At present, dental implants are at a very advanced level of development, there are hundreds of types or models. Therefore, in whatever situation your teeth are, it is impossible not to find the right implant.
DESIGN AND SOLUTIONS FOR EACH PARTICULAR CASE
Each person is an individuality, a unique entity and therefore the anatomical features of the jaw or mandible are unique. Some have longer or shorter jaw bones, others taller or shorter. Some of us are older and our bones are not so strong, others, on the contrary, are young and have a healthy and strong bone structure.
For each of us there is a type of implant that adapts optimally to the particular situation in which we find ourselves.
SHAPES AND DIMENSIONS
We can refer to types of dental implants with different shapes, surfaces, sizes and implantation methods. If we talk about the shape, the implants can be conical, cylindrical, trapezoidal, rarely flat (blade-shaped).
The thickness can vary from 1.8 to about 3 mm in the case of mini-implants, while conventional implants can reach 5 mm, so they can be almost double in diameter. In terms of height, it is also variable, an implant can reach up to 15mm.
If we consider the surface, it can be smooth or with streaks.
Not only the height matters when we choose the type of implant, but also its shape and surface.
To give you an idea of what it looks like, in the examples below we present you some types of titanium dental implants with ribbed surfaces, AB DENTAL brand, used in our implantology clinic. Implants A, B and C are classic screw implants, while in figure D you can see what a mini-implant looks like.
Theoretically, there are 3 ways to fix a dental implant: in bone (intraosseous), on bone (subperiosteal) and through bone (transosseous). Of these, one is used in overwhelming proportions, another very rarely, and the last is no longer used in modern clinics. Find out which of these suits you.
FIXING IN BONE (INTRAOSED)
Intraosseous fixation is the most common, 99% in patients requiring implantation in the maxillary bone in this way.
In the next picture, A is a blade type implant (rarely used), and B and C represent the cylindrical implant, respectively the implant in the form of a screw, the latter being the most used at present.
The replacement of the root of the fallen tooth is done by screwing the implant into the bone a few millimeters, as long as the implant is stable and connects with the bone (osteosynthesis).
In order to perform the insertion, it is necessary for the patient to have a bone structure in a somewhat good condition.
If the bone has shrunk due to tooth loss, the bone addition procedure can be used (restoring it by adding a graft or bone powder).

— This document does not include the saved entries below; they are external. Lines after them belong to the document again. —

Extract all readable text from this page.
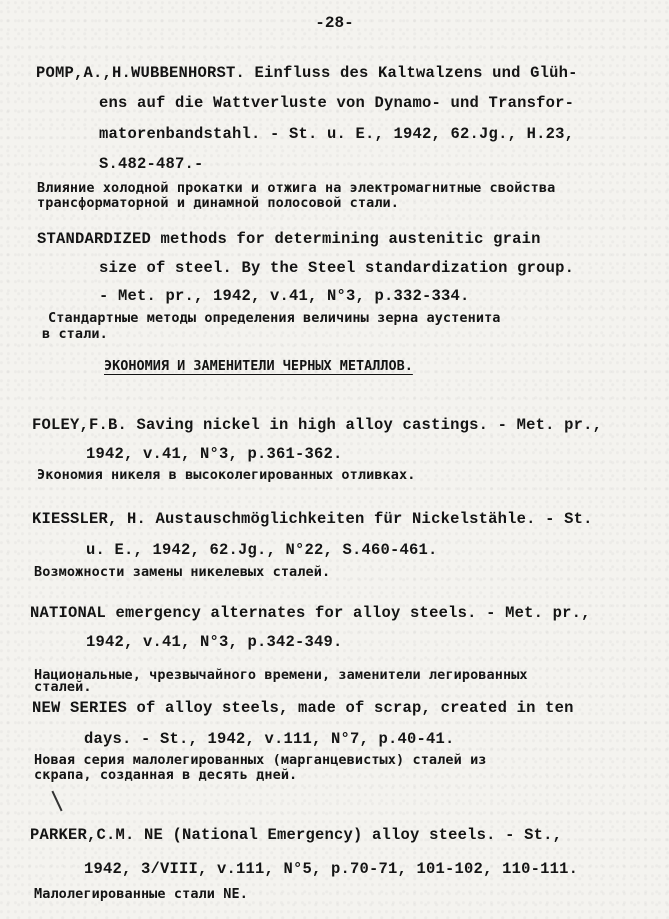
-28-
POMP,A.,H.WUBBENHORST. Einfluss des Kaltwalzens und Glüh-
ens auf die Wattverluste von Dynamo- und Transfor-
matorenbandstahl. - St. u. E., 1942, 62.Jg., H.23,
S.482-487.-
Влияние холодной прокатки и отжига на электромагнитные свойства
трансформаторной и динамной полосовой стали.
STANDARDIZED methods for determining austenitic grain
size of steel. By the Steel standardization group.
- Met. pr., 1942, v.41, N°3, p.332-334.
Стандартные методы определения величины зерна аустенита
в стали.
ЭКОНОМИЯ И ЗАМЕНИТЕЛИ ЧЕРНЫХ МЕТАЛЛОВ.
FOLEY,F.B. Saving nickel in high alloy castings. - Met. pr.,
1942, v.41, N°3, p.361-362.
Экономия никеля в высоколегированных отливках.
KIESSLER, H. Austauschmöglichkeiten für Nickelstähle. - St.
u. E., 1942, 62.Jg., N°22, S.460-461.
Возможности замены никелевых сталей.
NATIONAL emergency alternates for alloy steels. - Met. pr.,
1942, v.41, N°3, p.342-349.
Национальные, чрезвычайного времени, заменители легированных
сталей.
NEW SERIES of alloy steels, made of scrap, created in ten
days. - St., 1942, v.111, N°7, p.40-41.
Новая серия малолегированных (марганцевистых) сталей из
скрапа, созданная в десять дней.
PARKER,C.M. NE (National Emergency) alloy steels. - St.,
1942, 3/VIII, v.111, N°5, p.70-71, 101-102, 110-111.
Малолегированные стали NE.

BONE FIXATION (SUBPERIOSTAL)
Subperiosteal fixation consists in placing a metal frame on the bone (A). The purpose of the frame is to stabilize the affected bone and to allow an efficient attachment of the implant (B). The frame is mounted between the bone and the gum (C), and the denture will then be fixed on it.
This method of fixation is very rarely used by surgeons. When necessary, it is used for patients who meet two conditions:
Most or all of the teeth were lost
There is an advanced degree of bone resorption (when the bone detects that the teeth have fallen out and there are no more roots, it has an atrophy reaction).
FIXING THROUGH THE (TRANSOSOS)
The bone fixation method is currently used only by very few surgeons due to its extremely invasive nature and high failure rate.
The trans-bone implantation method involves the total penetration of the gum (B), the mandibular bone (D) and the placement of a metal plate (C) under the bone. Through this plate the implants (A) are inserted and then fixed. The metal plate has the role of joining the implants for a more efficient stabilization.
The method also involves penetrating the skin under the chin, an operation that leaves scars. Due to the high degree of invasiveness and the unlikely success rate, this type of fixation should be avoided.
HOW DOES THE IMPLANT IMITATE THE NATURAL TEETH ROOT?
Although at this time medicine has reached an extraordinarily advanced threshold, no matter how much dental surgery is perfected, it will not be able to fully replicate the root of a natural tooth. However, the types of implants that exist now have shapes and sizes that allow integration into bone with success rates close to 100%.